- Cover to Batman: Creature of the Night #1 (November 2017)

Publication information
- Publisher: DC Comics
- Publication date: November 2017 – November 2019

Creative team
- Written by: Kurt Busiek
- Penciller(s): John Paul Leon
- Inker(s): John Paul Leon
- Letterer(s): Todd Klein
- Colorist(s): John Paul Leon
- Editor(s): Chris Conroy Joey Cavalieri

= Batman: Creature of the Night =

2017–19 comic book miniseries

Batman: Creature of the Night is a four-issue comic book miniseries first published by DC Comics in November 2017. It was written by Kurt Busiek, with art by John Paul Leon. The series is a spiritual companion to Busiek's 2004 miniseries Superman: Secret Identity.

Set in a world where Batman exists as a comic book, the story focuses on a young fan, Bruce Wainwright, who grows up in Boston and whose life story ends up mirroring Bruce Wayne's in several ways, leading to a bat-like creature manifesting as Wainwright's guardian, whom the boy uses to get justice.

==Publication==
In January 2018, Leon was diagnosed with the disease colorectal cancer a third time, which had again spread to his lungs. He underwent chemotherapy again in January 2019, and indicated in an interview that November that he was responding well to the treatment, and was exhibiting promising energy levels. Though he continued to work throughout this process, it hindered the timely release of Batman: Creature of the Night.

==Story==
===Book One: I Shall Become...===
Starting in the late 60s, Bruce Wainwright is a boy growing up in Boston with moderately well-off parents and a strong obsession with Batman comics. However, one Halloween night, a botched robbery leads to his parents being murdered, and Wainwright's world sent spiraling out of control.

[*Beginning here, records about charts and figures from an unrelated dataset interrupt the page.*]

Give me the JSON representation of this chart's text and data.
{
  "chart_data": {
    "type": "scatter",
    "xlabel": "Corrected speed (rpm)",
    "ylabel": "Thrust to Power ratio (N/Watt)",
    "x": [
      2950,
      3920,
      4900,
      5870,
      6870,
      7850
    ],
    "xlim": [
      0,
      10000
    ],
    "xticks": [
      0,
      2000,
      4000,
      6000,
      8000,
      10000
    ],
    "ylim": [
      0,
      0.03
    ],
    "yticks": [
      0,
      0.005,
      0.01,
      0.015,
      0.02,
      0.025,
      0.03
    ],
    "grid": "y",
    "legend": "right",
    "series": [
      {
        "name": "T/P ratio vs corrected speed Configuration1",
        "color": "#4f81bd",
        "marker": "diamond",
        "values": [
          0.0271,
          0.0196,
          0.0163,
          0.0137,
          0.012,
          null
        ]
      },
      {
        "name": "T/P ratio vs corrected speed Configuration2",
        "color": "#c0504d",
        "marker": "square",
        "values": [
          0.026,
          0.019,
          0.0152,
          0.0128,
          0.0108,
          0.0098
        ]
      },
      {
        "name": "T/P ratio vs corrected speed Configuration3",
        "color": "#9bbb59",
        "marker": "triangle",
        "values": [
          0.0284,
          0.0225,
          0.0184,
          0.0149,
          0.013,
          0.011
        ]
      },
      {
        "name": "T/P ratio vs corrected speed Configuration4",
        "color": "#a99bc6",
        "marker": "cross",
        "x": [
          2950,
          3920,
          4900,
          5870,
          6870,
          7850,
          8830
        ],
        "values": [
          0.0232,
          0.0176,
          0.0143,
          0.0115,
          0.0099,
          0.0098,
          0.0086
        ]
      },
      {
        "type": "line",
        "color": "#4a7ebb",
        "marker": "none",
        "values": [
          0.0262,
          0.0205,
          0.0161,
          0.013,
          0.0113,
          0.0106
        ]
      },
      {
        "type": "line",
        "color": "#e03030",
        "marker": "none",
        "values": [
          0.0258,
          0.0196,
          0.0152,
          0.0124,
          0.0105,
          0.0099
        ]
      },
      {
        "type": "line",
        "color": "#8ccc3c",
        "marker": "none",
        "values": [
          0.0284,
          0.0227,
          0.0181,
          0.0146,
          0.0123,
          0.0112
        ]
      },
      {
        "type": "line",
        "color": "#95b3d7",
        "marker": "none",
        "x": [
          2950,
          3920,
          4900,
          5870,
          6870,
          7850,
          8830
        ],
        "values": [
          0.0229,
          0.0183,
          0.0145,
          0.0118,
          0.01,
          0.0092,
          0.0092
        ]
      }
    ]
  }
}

===Book Two: Boy Wonder===
Now a young adult, Wainwright has become a successful businessman, while waging a war on Boston's crime with the aide of his supernatural guardian.

===Book Three: Crusader===
Realizing his dark protector has a harmful side, Wainwright tries to find a way to control it as he wrestles with whether or not he has changed Boston for the better at all.

===Book Four: Dark Knight===
Now one with the bat creature, Wainwright is a lost man, stuck in denial and looking for answers for a supposed conspiracy that is behind all that's wrong in Boston, and his own life.